Si la sociedad cuando se manifiesta para pedir algo a la autoridad suele tomar los espacios públicos, esto se hace no con el afán de molestar al prójimo, sino de dar visibilidad e incentivar a la autoridad a tomar cartas en la solución de un problema que se ha hecho crónico.

La manifestación social en el espacio público se ha hecho un método crónico imprescindible de interlocución con la autoridad no por necedad de la sociedad sino por la habitual lejanía indiferente con que las autoridades locales y nacionales suelen tratar los problemas sociales. Basta recordar el brutal cinismo con el que las autoridades federales que penosamente representan al Estado mexicano tratan a los padres de los 43 normalistas desaparecidos en Iguala, Guerrero.

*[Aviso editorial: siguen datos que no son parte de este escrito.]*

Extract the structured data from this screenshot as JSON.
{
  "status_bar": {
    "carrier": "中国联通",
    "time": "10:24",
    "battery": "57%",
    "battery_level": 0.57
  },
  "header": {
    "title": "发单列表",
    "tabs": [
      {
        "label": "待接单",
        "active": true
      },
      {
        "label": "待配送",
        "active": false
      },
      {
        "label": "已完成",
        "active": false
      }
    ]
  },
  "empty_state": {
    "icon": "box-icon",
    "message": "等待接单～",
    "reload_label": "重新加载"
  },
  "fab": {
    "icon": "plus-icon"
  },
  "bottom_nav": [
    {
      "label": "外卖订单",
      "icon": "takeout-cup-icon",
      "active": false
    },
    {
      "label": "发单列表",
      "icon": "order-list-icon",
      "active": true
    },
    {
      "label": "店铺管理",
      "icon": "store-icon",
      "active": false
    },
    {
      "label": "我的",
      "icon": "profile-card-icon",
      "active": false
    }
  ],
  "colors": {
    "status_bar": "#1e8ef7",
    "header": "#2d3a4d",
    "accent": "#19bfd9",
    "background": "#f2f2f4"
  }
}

El sábado se tomó la decisión de desalojar del espacio público a un grupo de personas que reclamaban la atención de la autoridad para resolver un problema de abastecimiento de agua en un fraccionamiento.

Policías antimotines se excedieron en el uso de la fuerza y golpearon hasta sangrar a varios de los que protestaban por un servicio que contrataron y que no reciben, el abastecimiento de agua. Los vecinos bloqueaban la autopista Veracruz-Xalapa; la autoridad en vez de abocarse a la solución inmediata de un problema crónico, decide por lo sano desalojar el bloqueo. Acto que desde luego implica el uso de fuerza y que ejemplifica la impreparación general de las fuerzas antimotines para contenerse a sí mismas, lo que las hace poco confiables por peligrosas.

Ayer el gobierno del estado ordena a la fiscalía investigar la golpiza dada a una profesora; es de esperarse que la investigación se realice, tenga consecuencias y que la experiencia sirva para garantizar los mecanismos y protocolos que eviten siempre el uso excesivo de la fuerza.

Pero eso es sólo parte superficial de un problema que tiene que ser resuelto. Éste es el de la sensibilidad y eficacia burocrática para atender con seriedad los reclamos de la sociedad. Sin justificaciones dudosas para explicar el porqué de la imposibilidad de su intervención para asegurar a los vecinos el abastecimiento de agua al que tienen total derecho.

Las autoridades municipales veracruzanas justifican su inacción con el dudoso argumento que el fraccionamiento en cuestión no está municipalizado.

¿Debe entenderse entonces que el fraccionamiento de marras vive una suerte de extraterritorialidad? Cualquiera que sea la condición del fraccionamiento, no exime a las autoridades de abocarse de inmediato al problema y, si en efecto hubiere una suerte de interregno de indefinición legal y de responsabilidad, resolverlo.

Si hay una suerte de interregno de indefinición legal es problema también de las autoridades que están obligadas a tratarlo. Nada justifica que un fraccionamiento que vende lotes con servicios urbanos, termine escudándose en un problema de indefinición de origen que, si existe, supone co-participación de la autoridad municipal.